Early adoption from sales and advertising, shapes how much effects need to be proven. From a financiers perspective, this isn’t a problem, maybe even positive. From someone worried about employment demand, it also isn’t a problem.
But from a social perspective, it’s not sound. We can’t expect significant positive value to come out of adversarial sectors. We want to see demonstrated productive revenue, and we want to see cases where freed labor is reutilized in growth sectors.
Conclusion
Is the AI industry past the “bubble” discussion? No. Certainly not in terms of stock prices and valuations. In terms of CapEx spend, and the likeliness of future contractions or firm failures, it’s on firmer footing, but the story still progresses as the mountain is only half climbed. You might say that anyone who put 2026 as a specific timeline for their concerns, has missed the mark, and there are many who did. But overconfident predictors don’t make an effective counter-argument to more general views.
Postscript: Fable 5
It would be unusual not to update here, as I’ve written about security in the past. It took a little while to become comfortable that I had enough facts as the administration’s story came out with so few details. It was hard for me to judge right off if that was because they had good information they didn’t want to share, or were just behaving irrationally. But the naive assumption seems to be true, they were behaving irrationally.
“Asking” for a shutdown, using bad evidence that doesn’t demonstrate any real harm is bad for everyone. For safety-minded people, it’s effectively “calling wolf”, and undermines any future action based on good evidence. For the safety-optimistic, aka accelerationist, it’s bad for the obvious reasons, but also bad because it creates a precedent of using bad evidence. This creates more uncertainty.

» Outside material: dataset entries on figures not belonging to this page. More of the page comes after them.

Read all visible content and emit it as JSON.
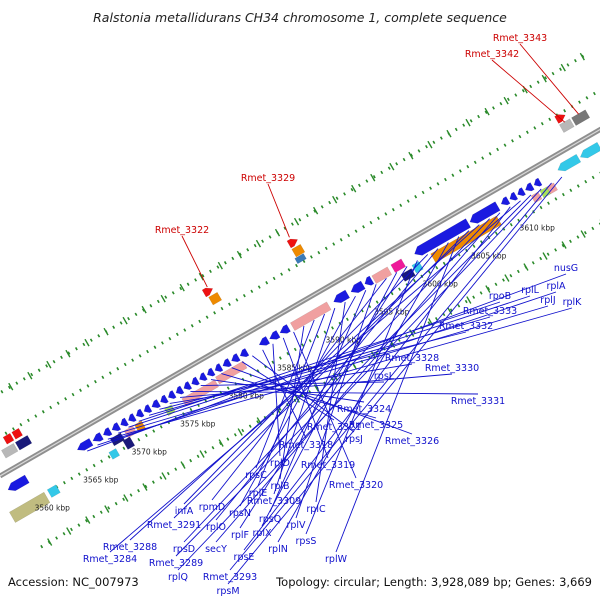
{
  "title": "Ralstonia metallidurans CH34 chromosome 1, complete sequence",
  "footer": {
    "accession": "Accession: NC_007973",
    "summary": "Topology: circular; Length: 3,928,089 bp; Genes: 3,669"
  },
  "colors": {
    "track": "#8f8f8f",
    "dots": "#2a8a2a",
    "blue_gene": "#1a1ae0",
    "navy_gene": "#1a1a7a",
    "cyan_gene": "#33c8e8",
    "orange_gene": "#ee8a00",
    "pink_gene": "#f0a0a0",
    "magenta_gene": "#ee1a9a",
    "red_gene": "#ee1111",
    "lime_gene": "#a8e05a",
    "olive_gene": "#c0bc80",
    "gray_gene": "#b8b8b8",
    "red_label": "#cc0000",
    "blue_label": "#1010cc"
  },
  "ticks": [
    "3560 kbp",
    "3565 kbp",
    "3570 kbp",
    "3575 kbp",
    "3580 kbp",
    "3585 kbp",
    "3590 kbp",
    "3595 kbp",
    "3600 kbp",
    "3605 kbp",
    "3610 kbp"
  ],
  "upper_labels": [
    "Rmet_3343",
    "Rmet_3342",
    "Rmet_3329",
    "Rmet_3322"
  ],
  "lower_labels": [
    "nusG",
    "rplA",
    "rplK",
    "rplJ",
    "rplL",
    "rpoB",
    "Rmet_3333",
    "Rmet_3332",
    "Rmet_3328",
    "Rmet_3330",
    "Rmet_3331",
    "rpsL",
    "Rmet_3324",
    "Rmet_3325",
    "Rmet_3326",
    "Rmet_3321",
    "rpsJ",
    "Rmet_3318",
    "rplD",
    "Rmet_3319",
    "Rmet_3320",
    "rplB",
    "rpsC",
    "rplE",
    "Rmet_3309",
    "rplC",
    "rpsN",
    "rpsQ",
    "rplV",
    "rpmD",
    "rplX",
    "rplF",
    "rpsS",
    "infA",
    "rplO",
    "rplN",
    "rplW",
    "Rmet_3291",
    "Rmet_3288",
    "rpsD",
    "secY",
    "rpsE",
    "Rmet_3284",
    "Rmet_3289",
    "rplQ",
    "Rmet_3293",
    "rpsM"
  ]
}
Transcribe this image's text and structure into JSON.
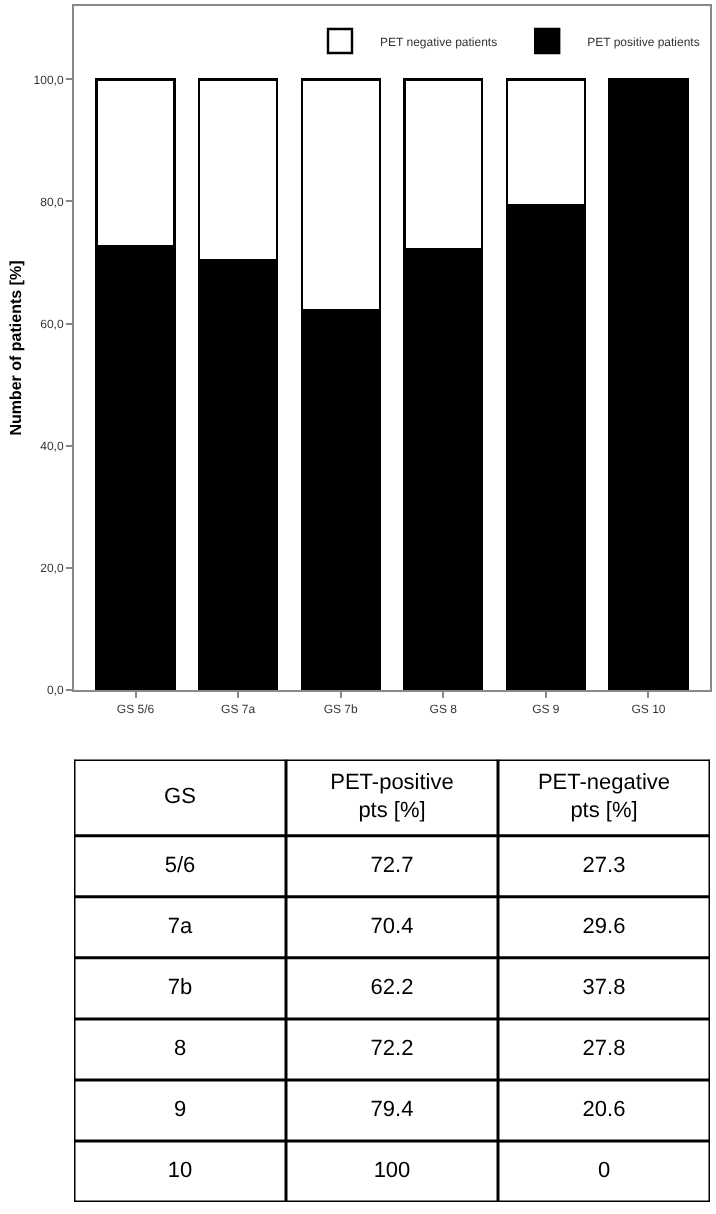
{
  "chart_data": [
    {
      "type": "bar",
      "stacked": true,
      "ylabel": "Number of patients [%]",
      "categories": [
        "GS 5/6",
        "GS 7a",
        "GS 7b",
        "GS 8",
        "GS 9",
        "GS 10"
      ],
      "series": [
        {
          "name": "PET positive patients",
          "color": "#000000",
          "values": [
            72.7,
            70.4,
            62.2,
            72.2,
            79.4,
            100
          ]
        },
        {
          "name": "PET negative patients",
          "color": "#ffffff",
          "values": [
            27.3,
            29.6,
            37.8,
            27.8,
            20.6,
            0
          ]
        }
      ],
      "ylim": [
        0,
        112
      ],
      "yticks": [
        {
          "value": 0,
          "label": "0,0"
        },
        {
          "value": 20,
          "label": "20,0"
        },
        {
          "value": 40,
          "label": "40,0"
        },
        {
          "value": 60,
          "label": "60,0"
        },
        {
          "value": 80,
          "label": "80,0"
        },
        {
          "value": 100,
          "label": "100,0"
        }
      ],
      "legend": "top right"
    },
    {
      "type": "other",
      "xlabel": "GS",
      "data_labels": true,
      "categories": [
        "5/6",
        "7a",
        "7b",
        "8",
        "9",
        "10"
      ],
      "series": [
        {
          "name": "PET-positive pts [%]",
          "values": [
            72.7,
            70.4,
            62.2,
            72.2,
            79.4,
            100
          ]
        },
        {
          "name": "PET-negative pts [%]",
          "values": [
            27.3,
            29.6,
            37.8,
            27.8,
            20.6,
            0
          ]
        }
      ]
    }
  ]
}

All parties, at least rationally, should want actions that are based on good evidence only. They might disagree on where the evidentiary bar should be, but it’s clearly bad when it’s randomly chosen. Since the capabilities they have evidence of being able to reproduce with a limited jailbreak are universal amongst models, you would have to ban them all. But they aren’t all banned, just one. That’s not a consistent system, and it should be obvious why that’s generally illogical as an outcome.